Torrens Connect is a public transport operator in Adelaide, Australia that began operating bus and tram services as part of the Adelaide Metro network under contract to the Department of Planning, Transport & Infrastructure in July 2020. It is owned by a consortium of Torrens Transit, John Holland and UGL Rail.

Torrens Connect no longer operates the tram services since August 2025, but will continue to maintain the tram fleet and infrastructure until 2035. Torrens Connect will also continue to operate bus services until the end of contract. As of August 2025, Torrens Connect has a fleet of 200 buses.

==History==
In July 2019, the Government of South Australia announced its intention to privatise the Adelaide Metro tram services operated by the Department of Planning, Transport & Infrastructure. In March 2020, the Torrens Connect consortium of Torrens Transit, John Holland and UGL Rail were awarded the North-South contract.

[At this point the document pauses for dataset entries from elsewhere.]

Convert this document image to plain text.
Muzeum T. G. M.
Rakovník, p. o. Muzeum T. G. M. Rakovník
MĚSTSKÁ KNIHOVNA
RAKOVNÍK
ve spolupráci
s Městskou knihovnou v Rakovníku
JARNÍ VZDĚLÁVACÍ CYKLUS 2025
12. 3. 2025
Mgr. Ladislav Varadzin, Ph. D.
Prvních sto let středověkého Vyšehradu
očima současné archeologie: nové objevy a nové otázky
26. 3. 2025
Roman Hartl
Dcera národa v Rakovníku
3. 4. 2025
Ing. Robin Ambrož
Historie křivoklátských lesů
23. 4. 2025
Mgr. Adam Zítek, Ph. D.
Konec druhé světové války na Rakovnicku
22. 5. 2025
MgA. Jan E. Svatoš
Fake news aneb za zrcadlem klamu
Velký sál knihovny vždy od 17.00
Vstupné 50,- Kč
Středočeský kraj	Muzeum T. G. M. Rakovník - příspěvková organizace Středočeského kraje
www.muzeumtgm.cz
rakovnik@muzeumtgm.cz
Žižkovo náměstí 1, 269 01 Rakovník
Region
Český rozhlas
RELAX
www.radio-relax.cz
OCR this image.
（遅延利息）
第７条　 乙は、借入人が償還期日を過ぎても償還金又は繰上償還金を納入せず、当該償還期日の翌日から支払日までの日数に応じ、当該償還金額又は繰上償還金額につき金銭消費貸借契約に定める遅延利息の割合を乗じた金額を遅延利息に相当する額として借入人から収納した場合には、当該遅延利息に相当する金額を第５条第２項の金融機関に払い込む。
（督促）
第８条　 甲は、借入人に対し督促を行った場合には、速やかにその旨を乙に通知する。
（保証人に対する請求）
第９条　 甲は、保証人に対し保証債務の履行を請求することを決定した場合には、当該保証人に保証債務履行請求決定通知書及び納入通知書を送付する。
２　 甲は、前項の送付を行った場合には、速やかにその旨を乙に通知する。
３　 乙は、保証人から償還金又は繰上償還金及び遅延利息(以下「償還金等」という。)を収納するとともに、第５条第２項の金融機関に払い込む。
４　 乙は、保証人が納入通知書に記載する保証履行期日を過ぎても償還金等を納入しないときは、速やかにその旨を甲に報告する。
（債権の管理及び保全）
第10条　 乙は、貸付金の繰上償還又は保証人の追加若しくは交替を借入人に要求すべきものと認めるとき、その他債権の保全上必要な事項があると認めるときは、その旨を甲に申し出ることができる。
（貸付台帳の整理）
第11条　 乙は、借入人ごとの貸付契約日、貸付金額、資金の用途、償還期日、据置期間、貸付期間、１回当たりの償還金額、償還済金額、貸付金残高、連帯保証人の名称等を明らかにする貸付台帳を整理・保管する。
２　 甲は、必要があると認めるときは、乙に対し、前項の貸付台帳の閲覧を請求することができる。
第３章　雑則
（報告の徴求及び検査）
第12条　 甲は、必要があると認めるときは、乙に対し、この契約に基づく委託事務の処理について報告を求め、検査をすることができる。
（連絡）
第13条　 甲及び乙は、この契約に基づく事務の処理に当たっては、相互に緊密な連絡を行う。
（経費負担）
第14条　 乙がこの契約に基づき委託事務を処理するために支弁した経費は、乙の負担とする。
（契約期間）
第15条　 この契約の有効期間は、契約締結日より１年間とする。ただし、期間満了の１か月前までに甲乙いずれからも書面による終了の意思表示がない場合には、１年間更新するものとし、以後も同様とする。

The contract began in July 2020 and will run for eight years with a two-year optional extension. As well as tram services, the contract includes bus services, Torrens Transit already operated as an established Adelaide Metro contractor. As part of an election commitment made by the South Australian Labor Party, the government announced in 2023 that tram services would return to public ownership in July 2025. Operation of tram services returned to the state government on 31 August 2025. However, Torrens Connect will continue to maintain the tram fleet and infrastructure until 2035.